Ciddi tarih kaynaklarında yer almamasına rağmen, menkıbe türü kitapların baskın motiflerinden olan bu tür rivayetler, Osmanlı-Memlûk mücadelesine 'manevî' bir cephe kazandırarak, haklı ve üstün taraf olarak Osmanlı'yı ilan ediyor. Memlûklar ise "Osmanlı'ya karşı Batılı güçlerle ve İran'la ittifak ettiklerinden dolayı cezalarını bulmuşlardır!" 

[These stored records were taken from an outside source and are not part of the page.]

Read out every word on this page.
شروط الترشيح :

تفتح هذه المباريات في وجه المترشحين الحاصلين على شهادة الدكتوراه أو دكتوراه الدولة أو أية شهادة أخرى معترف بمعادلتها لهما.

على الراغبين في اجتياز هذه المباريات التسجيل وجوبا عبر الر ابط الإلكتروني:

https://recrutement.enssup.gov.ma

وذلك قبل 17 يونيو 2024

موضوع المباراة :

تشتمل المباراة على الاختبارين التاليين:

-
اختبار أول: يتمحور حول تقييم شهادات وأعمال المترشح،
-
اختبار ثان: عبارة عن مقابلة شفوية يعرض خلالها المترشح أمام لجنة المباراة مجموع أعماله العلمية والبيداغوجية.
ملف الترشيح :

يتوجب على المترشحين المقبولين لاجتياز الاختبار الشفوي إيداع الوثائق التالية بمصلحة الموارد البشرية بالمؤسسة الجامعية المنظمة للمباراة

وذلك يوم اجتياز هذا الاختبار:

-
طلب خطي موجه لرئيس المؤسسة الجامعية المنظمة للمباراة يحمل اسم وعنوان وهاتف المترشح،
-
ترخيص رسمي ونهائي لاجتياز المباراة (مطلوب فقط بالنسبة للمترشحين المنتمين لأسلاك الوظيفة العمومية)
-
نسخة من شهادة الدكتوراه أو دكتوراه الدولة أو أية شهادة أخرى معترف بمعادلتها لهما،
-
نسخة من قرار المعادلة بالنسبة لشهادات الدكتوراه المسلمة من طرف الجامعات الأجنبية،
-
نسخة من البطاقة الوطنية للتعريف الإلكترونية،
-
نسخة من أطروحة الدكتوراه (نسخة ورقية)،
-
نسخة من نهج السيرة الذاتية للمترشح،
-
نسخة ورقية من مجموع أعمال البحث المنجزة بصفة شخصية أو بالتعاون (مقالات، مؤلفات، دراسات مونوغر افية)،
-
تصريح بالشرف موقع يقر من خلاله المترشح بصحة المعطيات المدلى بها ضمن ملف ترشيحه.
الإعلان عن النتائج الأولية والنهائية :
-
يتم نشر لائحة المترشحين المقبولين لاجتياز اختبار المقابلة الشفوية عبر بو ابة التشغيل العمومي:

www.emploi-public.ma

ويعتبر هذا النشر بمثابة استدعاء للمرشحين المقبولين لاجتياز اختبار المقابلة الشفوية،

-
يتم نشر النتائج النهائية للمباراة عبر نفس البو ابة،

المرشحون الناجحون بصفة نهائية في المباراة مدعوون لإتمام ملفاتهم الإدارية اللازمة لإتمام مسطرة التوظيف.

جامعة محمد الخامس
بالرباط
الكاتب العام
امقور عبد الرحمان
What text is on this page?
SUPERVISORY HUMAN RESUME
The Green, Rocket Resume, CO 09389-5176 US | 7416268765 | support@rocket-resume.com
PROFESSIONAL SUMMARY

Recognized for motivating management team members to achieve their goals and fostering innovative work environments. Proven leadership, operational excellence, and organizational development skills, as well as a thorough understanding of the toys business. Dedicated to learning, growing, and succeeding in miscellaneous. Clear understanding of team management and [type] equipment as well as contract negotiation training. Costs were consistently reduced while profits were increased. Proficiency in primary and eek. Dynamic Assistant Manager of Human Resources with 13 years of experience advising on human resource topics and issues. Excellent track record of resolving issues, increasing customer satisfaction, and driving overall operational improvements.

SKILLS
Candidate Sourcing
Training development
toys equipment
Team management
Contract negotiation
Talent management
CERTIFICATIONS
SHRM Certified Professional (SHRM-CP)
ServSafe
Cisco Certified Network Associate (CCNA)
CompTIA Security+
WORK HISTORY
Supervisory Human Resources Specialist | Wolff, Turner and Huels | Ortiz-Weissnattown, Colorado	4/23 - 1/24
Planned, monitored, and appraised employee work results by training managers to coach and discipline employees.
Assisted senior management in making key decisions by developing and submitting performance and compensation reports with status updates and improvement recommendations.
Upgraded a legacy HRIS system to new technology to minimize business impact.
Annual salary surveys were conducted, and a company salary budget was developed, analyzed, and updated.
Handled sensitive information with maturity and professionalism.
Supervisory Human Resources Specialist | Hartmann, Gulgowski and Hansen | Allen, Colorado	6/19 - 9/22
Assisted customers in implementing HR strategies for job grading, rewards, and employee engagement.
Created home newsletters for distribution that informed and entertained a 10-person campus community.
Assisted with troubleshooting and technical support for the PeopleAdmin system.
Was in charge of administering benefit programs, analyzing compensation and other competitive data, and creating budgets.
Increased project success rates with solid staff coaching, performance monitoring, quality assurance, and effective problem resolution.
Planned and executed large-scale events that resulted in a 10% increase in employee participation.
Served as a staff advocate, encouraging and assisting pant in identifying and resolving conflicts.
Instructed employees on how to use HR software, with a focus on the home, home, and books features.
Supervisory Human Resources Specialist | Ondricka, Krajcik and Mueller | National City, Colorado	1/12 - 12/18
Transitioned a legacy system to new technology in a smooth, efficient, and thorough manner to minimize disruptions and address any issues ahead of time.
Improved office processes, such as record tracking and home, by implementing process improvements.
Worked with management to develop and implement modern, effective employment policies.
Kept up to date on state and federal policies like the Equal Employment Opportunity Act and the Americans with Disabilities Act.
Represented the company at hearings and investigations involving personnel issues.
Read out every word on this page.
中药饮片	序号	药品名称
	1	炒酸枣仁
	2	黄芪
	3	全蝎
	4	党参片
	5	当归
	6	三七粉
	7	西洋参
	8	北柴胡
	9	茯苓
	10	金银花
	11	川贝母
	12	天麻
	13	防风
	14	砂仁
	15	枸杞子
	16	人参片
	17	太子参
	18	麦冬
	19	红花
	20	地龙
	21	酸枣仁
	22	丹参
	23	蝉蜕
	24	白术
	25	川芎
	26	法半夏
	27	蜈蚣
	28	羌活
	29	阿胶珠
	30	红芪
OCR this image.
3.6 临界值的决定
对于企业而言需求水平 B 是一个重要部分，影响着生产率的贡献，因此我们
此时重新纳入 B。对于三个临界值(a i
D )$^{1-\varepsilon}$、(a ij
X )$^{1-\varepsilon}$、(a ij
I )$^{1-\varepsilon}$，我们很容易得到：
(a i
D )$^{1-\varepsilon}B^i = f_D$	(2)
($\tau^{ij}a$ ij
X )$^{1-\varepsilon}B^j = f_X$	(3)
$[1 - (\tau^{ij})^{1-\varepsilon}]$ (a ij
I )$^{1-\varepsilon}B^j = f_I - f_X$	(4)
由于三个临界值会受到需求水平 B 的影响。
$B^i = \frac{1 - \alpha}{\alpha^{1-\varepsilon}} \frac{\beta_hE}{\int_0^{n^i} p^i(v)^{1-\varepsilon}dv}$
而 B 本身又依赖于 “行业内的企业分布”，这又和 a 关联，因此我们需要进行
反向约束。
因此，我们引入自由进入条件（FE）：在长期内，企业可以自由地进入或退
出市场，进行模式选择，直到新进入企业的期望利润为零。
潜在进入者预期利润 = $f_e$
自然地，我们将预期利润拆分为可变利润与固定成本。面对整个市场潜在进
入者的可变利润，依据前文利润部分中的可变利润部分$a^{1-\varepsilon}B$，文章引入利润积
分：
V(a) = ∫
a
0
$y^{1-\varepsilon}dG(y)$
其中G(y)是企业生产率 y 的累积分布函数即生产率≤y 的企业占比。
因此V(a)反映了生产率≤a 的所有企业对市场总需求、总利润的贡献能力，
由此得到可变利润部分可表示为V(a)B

Oysa tarihi olayların tek bir cephesi yok. Özellikle içinde 'fetih' gibi tılsımlı kelimelerin geçtiği tarihsel parçalarda bu cepheler epey kalabalıklaşıyor. Örneğin bir Mısırlı için Osmanlı, kendi ülkesini ele geçiren bir dış güç. Memlûklar da yabancı bir hanedan olmalarına (hatta birçok Memlûk sultanının Arapça dahi bilmemesine) rağmen, Osmanlı-Memlûk denkleminde Mısırlıların gönlü Memlûklar'dan yana. Bu biraz da Mercidâbık ve Ridâniye'nin kavurucu ve hüzünlendirici etkisinden. 

Mısır ile Türkiye'nin günümüzde birbirinden böylesine ayrı durmasının temellerini ve psikolojik altyapısını Yavuz'un işte bu söz konusu Ortadoğu siyasetinde arayabiliriz. 

Devletin güçlü olduğu zamanlar için gayet mantıklı olan bu siyaset, devletin zayıflamaya başladığı dönemlerde giderek daha büyük sorunların kaynağı oldu. Maddi-manevi birikimleri merkeze toplanan Ortadoğu'nun merkez şehirlerinin karakterleri hızla Osmanlılık çerçevesinin dışında kaldı. Nihayet, önce İran, sonra Mısır ve nihayet Hicaz bölgesi "Osmanlı boyunduruğu"ndan kurtuldu. 

Yavuz döneminde muktedir bir şekilde Ortadoğu'ya yerleşen Osmanlı, Birinci Dünya Savaşı'yla beraber, ardında acı hikâyeler ve destanlaştırılmış hezimetler bırakarak Anadolu'ya doğru küçüldü. İran, Mısır ve Hicaz da uzun zaman Türkiye ile yolları hiç kesişmeyen dış bölgeler olarak kaldı. 

Son on yıldır yok edilmeye çalışılan eski tortulara rağmen, bugün Türkiye'nin Ortadoğu siyaseti, hala Yavuz dönemi siyasetinin etkisi altında. Şuur altında Arapların "Onlar bir zamanlar bize hâkimdi, bizi geri bıraktılar" şeklinde özetledikleri duygu, Türklerin kahir ekseriyetinde de Araplar hakkında "Osmanlı'yı arkadan vurdular, ama sonra gün yüzü görmediler" şeklinde bir tekerlemeye dönüşmüş durumda. 

Günümüzde İran'la görünürde aksamadan yürüyen ilişkiler, Suudi Arabistan'la kurulan, hatta "Şeriatçı kralın ayağına mı gidilir" vb. eleştirilere rağmen yapılan çeşitli jestlerle daha da üst düzeylere taşınan yakın alaka, Mısır'la bir türlü kurulamıyor. 

Bu bağlamda, baştaki soruya şu cevabı verebiliriz: 

Mısır yönetimi, Arap halklarında var olan "Osmanlı alerjisi"ni yeniden alevlendirerek, Arap dünyasında Türkiye'ye karşı uyanan ilginin önünü kesmeye karar vermiş görünüyor. Bunun da sebebi, başta Filistin olmak üzere yeni dönemde Türkiye'ye ve Türklere rol kaptırmama niyeti olmalı.